Im Rahmen des Studiums müssen die Studierenden auch ein unternehmensrelevantes Projekt bearbeiten. Inwieweit können Sie dies für Ihr Hotel nutzen?
Kleinheinrich: Grundsätzlich legen wir alle Themen – auch für die Studienarbeit und Bachelor-Thesis – gemeinsam fest. So bearbeiten die Studierenden Themen, die wir unmittelbar für unser Hotel nutzen können. Sie erstellen wissenschaftlich belegte Handlungsempfehlungen, die einen wirklichen Mehrwert bieten. Und sei es, um im Vorfeld getroffene Entscheidung noch einmal zu überprüfen. Diese Arbeiten der Studierenden sind qualitativ sehr gut und haben dementsprechend natürlich einen höheren Nutzen, als beispielsweise ein kurzer Aufsatz.

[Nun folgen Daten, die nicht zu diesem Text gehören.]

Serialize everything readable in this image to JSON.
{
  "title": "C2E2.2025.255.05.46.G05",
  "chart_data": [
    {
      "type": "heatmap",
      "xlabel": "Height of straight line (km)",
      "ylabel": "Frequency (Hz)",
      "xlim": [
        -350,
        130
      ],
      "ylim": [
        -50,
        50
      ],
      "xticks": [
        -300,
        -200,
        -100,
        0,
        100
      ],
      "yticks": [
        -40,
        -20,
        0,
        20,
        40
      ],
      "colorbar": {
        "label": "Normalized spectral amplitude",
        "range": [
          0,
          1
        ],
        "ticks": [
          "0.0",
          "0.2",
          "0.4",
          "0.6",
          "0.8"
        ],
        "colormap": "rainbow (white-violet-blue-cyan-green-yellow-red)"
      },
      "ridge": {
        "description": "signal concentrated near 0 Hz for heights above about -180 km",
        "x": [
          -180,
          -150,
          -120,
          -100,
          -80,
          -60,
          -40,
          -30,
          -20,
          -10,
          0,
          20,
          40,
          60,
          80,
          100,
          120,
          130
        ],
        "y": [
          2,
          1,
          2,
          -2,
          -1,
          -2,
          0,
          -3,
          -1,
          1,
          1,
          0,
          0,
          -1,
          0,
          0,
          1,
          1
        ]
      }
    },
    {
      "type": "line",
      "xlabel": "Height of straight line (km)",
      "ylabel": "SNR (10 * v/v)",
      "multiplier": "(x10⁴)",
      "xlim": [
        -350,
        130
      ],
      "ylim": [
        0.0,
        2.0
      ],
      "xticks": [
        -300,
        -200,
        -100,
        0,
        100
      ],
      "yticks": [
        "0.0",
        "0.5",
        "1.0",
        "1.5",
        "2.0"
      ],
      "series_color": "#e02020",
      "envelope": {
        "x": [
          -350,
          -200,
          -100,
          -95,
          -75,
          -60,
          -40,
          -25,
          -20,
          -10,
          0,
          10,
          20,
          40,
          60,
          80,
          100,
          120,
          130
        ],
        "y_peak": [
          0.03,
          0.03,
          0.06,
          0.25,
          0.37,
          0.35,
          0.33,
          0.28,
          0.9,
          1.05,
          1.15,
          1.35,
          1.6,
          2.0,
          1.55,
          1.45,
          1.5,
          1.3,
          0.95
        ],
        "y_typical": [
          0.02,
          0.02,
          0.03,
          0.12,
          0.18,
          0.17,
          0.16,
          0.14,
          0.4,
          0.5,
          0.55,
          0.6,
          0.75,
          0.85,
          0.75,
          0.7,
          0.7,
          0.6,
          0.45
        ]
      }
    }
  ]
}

Kennen Sie andere Hotels, die bereits ähnlich positive Erfahrungen mit diesem Studienmodell gemacht haben wie Sie?
Kleinheinrich: Ja, es gibt deutschlandweit einige Hotels, die dieses Modell mittlerweile für sich entdeckt haben. Durch die acht bundesweiten Standorte der ADG Business School ist die Durchführbarkeit leicht von überall möglich. Darüber hinaus stehe ich mit vielen Kollegen und Kolleginnen in Kontakt, denen ich von meinen Erfahrungen berichte oder Tipps gebe. Hier stehe ich immer gerne zur Verfügung, weil ich das Modell absolut unterstütze und mich freue, wenn auch andere Hotels davon profitieren können.
Haben Sie im Hotel Schloss Montabaur bestimmte Bedingungen, an die der Studienvertrag bzw. die finanzielle Unterstützung für die Studierenden geknüpft ist?
Kleinheinrich: Generell gibt es keine Festlegungen hinsichtlich des Erreichens einer bestimmten Abschlussnote oder ähnlichem. Allerdings haben wir eine Rückzahlungsvereinbarung, falls die
Studierenden vorzeitig abbrechen, ein Stellenangebot im Anschluss an das Studium ablehnen oder innerhalb von zwei Jahren kündigen. Dann müssen sie 80 % der Studiengebühren zurückzahlen.
Sie bieten das ausbildungsähnliche Beschäftigungsverhältnis mit berufsbegleitendem Studium bereits seit vier Jahren in Ihrem Hotel an. Wie lautet Ihr Fazit?
Kleinheinrich: Dieses Modell gemeinsam mit der ADG Business School einzuführen, war eine der besten Entscheidungen, die ich je getroffen habe. Nachwuchsmangel ist bei uns eindeutig kein Thema mehr. Stattdessen gewinnen wir genau die jungen Leute für unser Hotel, die sich jeder Arbeitgeber wünscht: motiviert, leistungsorientiert, selbständig und diszipliniert.